Oakland Extends Trial Night, Weekend Program

By Mark Edward Nero

A $1.5 million subsidy program to stimulate night and weekend business at the Port of Oakland has been extended another 60 days.

Port commissioners voted last week to continue through June 30 a fund that partially subsidizes extended gate hours. The fund had been scheduled to expire the first week of May.

Oakland International Container Terminal, which handles 67 percent of Oakland’s cargo, said May 3 that it would tap into the fund immediately in order to further expand weeknight operations.

The time extension comes as the port says it’s abandoning a traditional 8 am to 5 pm operating model.

“The old way doesn’t work any longer,” port Executive Director Chris Lytle said. “There’s too much business; we have to stay open longer to get cargo in and out of Oakland.”

Oakland International Container Terminal has operated nights and Saturdays for two months to ease pressure on busy weekday cargo operations.

It now intends to conduct additional nighttime transactions from 6 pm to 3 am Tuesdays through Thursdays during a four week trial.
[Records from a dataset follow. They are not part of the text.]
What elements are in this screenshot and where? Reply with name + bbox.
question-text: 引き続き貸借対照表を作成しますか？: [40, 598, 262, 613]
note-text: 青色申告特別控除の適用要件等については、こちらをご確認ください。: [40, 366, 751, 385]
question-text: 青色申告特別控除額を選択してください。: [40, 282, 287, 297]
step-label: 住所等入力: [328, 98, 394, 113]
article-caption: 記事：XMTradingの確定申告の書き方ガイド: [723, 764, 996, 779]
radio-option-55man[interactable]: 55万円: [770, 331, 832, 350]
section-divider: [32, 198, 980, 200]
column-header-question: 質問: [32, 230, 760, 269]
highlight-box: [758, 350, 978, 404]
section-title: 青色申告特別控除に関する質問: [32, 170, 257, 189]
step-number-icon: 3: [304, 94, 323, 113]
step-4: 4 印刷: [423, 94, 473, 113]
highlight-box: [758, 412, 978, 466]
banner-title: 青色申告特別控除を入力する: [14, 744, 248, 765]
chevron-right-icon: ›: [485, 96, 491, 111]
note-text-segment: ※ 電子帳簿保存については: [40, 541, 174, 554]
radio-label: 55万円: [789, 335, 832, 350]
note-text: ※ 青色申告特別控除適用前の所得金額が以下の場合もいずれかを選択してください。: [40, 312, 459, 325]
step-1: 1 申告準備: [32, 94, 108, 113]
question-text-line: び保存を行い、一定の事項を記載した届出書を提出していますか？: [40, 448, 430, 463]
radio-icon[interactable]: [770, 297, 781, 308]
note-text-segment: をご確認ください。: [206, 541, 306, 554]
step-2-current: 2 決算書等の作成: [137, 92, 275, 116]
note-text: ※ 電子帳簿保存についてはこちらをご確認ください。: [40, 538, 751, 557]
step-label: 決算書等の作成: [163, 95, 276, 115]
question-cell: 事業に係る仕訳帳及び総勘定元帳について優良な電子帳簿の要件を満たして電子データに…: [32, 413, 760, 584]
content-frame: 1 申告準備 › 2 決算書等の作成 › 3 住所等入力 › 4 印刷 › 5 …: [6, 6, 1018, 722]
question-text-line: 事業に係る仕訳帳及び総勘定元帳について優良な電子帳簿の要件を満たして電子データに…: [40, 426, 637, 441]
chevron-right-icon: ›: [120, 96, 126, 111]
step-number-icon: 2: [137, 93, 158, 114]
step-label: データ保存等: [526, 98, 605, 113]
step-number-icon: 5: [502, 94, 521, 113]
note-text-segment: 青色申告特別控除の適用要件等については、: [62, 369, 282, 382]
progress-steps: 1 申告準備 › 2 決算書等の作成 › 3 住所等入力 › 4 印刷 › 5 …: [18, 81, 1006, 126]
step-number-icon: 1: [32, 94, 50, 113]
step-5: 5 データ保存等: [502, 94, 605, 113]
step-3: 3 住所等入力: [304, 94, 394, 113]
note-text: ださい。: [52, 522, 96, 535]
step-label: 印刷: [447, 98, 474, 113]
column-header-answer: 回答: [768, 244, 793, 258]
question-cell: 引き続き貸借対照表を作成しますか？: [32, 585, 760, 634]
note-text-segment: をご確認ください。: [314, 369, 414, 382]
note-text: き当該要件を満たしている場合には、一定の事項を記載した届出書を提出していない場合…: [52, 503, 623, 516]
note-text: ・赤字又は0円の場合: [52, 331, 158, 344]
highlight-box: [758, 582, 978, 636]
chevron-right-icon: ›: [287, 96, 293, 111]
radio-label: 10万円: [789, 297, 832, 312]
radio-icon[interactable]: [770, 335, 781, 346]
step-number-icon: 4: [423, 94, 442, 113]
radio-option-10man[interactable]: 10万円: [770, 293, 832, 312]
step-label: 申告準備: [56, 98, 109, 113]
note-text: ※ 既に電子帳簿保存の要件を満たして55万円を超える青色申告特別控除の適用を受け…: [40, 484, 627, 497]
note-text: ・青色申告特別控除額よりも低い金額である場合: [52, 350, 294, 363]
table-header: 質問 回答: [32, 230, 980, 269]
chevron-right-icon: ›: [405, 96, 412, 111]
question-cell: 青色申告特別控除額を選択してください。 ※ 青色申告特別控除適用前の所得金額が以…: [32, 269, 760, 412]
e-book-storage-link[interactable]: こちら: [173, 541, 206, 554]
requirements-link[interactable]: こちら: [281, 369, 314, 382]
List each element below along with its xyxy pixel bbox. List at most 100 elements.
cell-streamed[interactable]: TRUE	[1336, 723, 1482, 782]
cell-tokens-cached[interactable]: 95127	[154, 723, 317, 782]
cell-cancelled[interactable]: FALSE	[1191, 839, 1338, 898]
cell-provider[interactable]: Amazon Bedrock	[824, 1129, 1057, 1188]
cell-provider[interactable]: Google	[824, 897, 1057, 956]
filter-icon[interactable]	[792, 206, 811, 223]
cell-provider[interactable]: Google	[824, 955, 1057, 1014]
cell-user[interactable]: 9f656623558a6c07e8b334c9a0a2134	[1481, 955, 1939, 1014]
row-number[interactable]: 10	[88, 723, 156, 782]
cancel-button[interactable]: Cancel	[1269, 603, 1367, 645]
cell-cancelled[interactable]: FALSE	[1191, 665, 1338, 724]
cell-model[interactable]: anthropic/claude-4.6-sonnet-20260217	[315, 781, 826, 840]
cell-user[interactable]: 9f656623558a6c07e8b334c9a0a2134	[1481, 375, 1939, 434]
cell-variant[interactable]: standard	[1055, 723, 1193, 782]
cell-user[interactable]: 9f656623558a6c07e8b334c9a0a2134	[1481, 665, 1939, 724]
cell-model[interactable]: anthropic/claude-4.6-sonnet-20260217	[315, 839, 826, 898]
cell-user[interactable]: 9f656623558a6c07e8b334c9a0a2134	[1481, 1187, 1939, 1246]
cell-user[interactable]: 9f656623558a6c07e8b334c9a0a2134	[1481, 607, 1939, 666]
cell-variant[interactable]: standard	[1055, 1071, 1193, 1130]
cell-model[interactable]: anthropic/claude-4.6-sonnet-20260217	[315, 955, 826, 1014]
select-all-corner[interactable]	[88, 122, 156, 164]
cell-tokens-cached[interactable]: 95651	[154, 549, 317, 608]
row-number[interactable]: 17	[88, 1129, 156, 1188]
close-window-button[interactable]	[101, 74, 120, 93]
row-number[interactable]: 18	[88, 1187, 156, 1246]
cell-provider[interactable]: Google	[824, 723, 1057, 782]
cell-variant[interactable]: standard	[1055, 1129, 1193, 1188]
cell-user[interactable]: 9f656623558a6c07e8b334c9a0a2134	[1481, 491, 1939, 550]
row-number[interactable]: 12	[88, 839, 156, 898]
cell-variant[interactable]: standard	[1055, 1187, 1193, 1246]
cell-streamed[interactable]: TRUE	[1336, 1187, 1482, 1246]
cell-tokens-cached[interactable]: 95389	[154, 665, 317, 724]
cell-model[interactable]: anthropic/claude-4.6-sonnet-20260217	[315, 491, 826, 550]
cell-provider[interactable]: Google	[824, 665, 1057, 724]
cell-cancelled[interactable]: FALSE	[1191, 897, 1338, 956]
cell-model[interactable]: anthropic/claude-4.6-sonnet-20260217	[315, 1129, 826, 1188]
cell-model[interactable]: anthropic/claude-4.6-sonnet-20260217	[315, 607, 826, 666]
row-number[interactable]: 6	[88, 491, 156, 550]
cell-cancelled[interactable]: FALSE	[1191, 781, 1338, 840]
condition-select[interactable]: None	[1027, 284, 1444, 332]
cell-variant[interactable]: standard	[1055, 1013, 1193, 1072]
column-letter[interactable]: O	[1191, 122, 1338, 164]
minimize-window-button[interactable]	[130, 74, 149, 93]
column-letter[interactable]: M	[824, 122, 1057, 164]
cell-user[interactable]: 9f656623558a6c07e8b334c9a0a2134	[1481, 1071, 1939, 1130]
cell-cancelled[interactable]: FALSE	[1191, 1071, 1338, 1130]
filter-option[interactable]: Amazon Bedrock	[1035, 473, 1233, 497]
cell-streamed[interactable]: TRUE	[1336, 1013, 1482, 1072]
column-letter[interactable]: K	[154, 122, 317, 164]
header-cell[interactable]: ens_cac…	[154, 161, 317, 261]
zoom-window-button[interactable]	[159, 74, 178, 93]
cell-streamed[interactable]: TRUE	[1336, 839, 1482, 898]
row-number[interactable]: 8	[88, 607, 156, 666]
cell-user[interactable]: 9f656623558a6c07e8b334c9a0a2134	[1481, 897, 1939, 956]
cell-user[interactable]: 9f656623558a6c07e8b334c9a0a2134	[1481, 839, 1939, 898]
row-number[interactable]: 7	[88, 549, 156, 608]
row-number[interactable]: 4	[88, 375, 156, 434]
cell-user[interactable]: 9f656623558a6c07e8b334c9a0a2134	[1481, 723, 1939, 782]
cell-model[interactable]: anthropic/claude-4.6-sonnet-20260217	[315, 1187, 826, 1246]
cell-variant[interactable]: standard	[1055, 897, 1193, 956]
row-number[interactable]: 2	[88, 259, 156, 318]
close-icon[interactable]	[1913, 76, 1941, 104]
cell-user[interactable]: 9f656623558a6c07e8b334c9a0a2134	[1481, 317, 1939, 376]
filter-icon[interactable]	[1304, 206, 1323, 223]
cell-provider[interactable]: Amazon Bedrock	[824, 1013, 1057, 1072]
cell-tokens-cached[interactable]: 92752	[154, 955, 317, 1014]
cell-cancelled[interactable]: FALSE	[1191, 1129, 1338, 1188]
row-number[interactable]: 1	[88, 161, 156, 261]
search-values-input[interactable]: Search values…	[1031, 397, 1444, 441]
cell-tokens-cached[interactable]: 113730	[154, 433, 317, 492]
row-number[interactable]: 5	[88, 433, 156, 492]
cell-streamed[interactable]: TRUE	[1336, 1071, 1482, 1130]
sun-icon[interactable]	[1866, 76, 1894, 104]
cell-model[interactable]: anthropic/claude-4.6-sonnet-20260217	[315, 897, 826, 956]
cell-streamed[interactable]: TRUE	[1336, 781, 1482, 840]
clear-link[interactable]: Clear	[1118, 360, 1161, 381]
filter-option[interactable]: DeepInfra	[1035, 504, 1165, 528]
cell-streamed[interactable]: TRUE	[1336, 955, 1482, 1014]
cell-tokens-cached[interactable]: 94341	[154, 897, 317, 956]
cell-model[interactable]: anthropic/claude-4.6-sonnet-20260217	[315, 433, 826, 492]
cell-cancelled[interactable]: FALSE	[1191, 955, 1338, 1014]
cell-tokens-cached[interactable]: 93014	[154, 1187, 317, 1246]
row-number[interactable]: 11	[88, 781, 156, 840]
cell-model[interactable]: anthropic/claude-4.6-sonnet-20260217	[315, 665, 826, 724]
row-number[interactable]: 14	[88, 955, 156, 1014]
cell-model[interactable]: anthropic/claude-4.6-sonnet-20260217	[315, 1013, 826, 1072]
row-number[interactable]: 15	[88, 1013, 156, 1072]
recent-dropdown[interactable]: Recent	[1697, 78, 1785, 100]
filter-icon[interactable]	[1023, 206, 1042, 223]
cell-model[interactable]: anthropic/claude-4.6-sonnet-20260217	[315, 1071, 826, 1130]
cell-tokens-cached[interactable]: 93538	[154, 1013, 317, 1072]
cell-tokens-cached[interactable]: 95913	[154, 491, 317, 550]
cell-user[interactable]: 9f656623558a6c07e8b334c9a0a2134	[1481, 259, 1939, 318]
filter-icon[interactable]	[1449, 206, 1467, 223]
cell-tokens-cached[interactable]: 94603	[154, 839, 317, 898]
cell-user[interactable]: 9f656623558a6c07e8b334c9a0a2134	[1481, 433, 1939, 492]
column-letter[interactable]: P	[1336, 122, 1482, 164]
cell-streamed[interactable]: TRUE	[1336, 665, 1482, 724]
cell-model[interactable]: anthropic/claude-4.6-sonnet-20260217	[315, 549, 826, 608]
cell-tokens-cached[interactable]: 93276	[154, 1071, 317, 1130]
The new transactions include accepting containerized export loads and receiving and releasing empty containers. The expanded transaction trial begins May 10.

Other nighttime transactions already in place include refrigerated container handling; containerized import pick-up by customers using an express service known as the one-stop, free-flow program; and import pick-up for containers loaded on chassis for immediate drayage.

Extra gate hours are intended to give harbor truckers more time to pick up and deliver containerized cargo. Until recently, they had only been allowed through terminal gates on weekdays. By working nights or Saturdays, drivers can avoid lines that sometime build up on the dayside during weekdays.

Oakland International Container Terminal said it is conducting up to 600 transactions every night and 1,200 on Saturdays. Those numbers are expected to grow as more business migrates from weekday operations.

“We’re counting on harbor drivers to take advantage of these added nighttime features,” Port of Oakland Maritime Director John Driscoll said. “This is what cargo owners have been asking for.”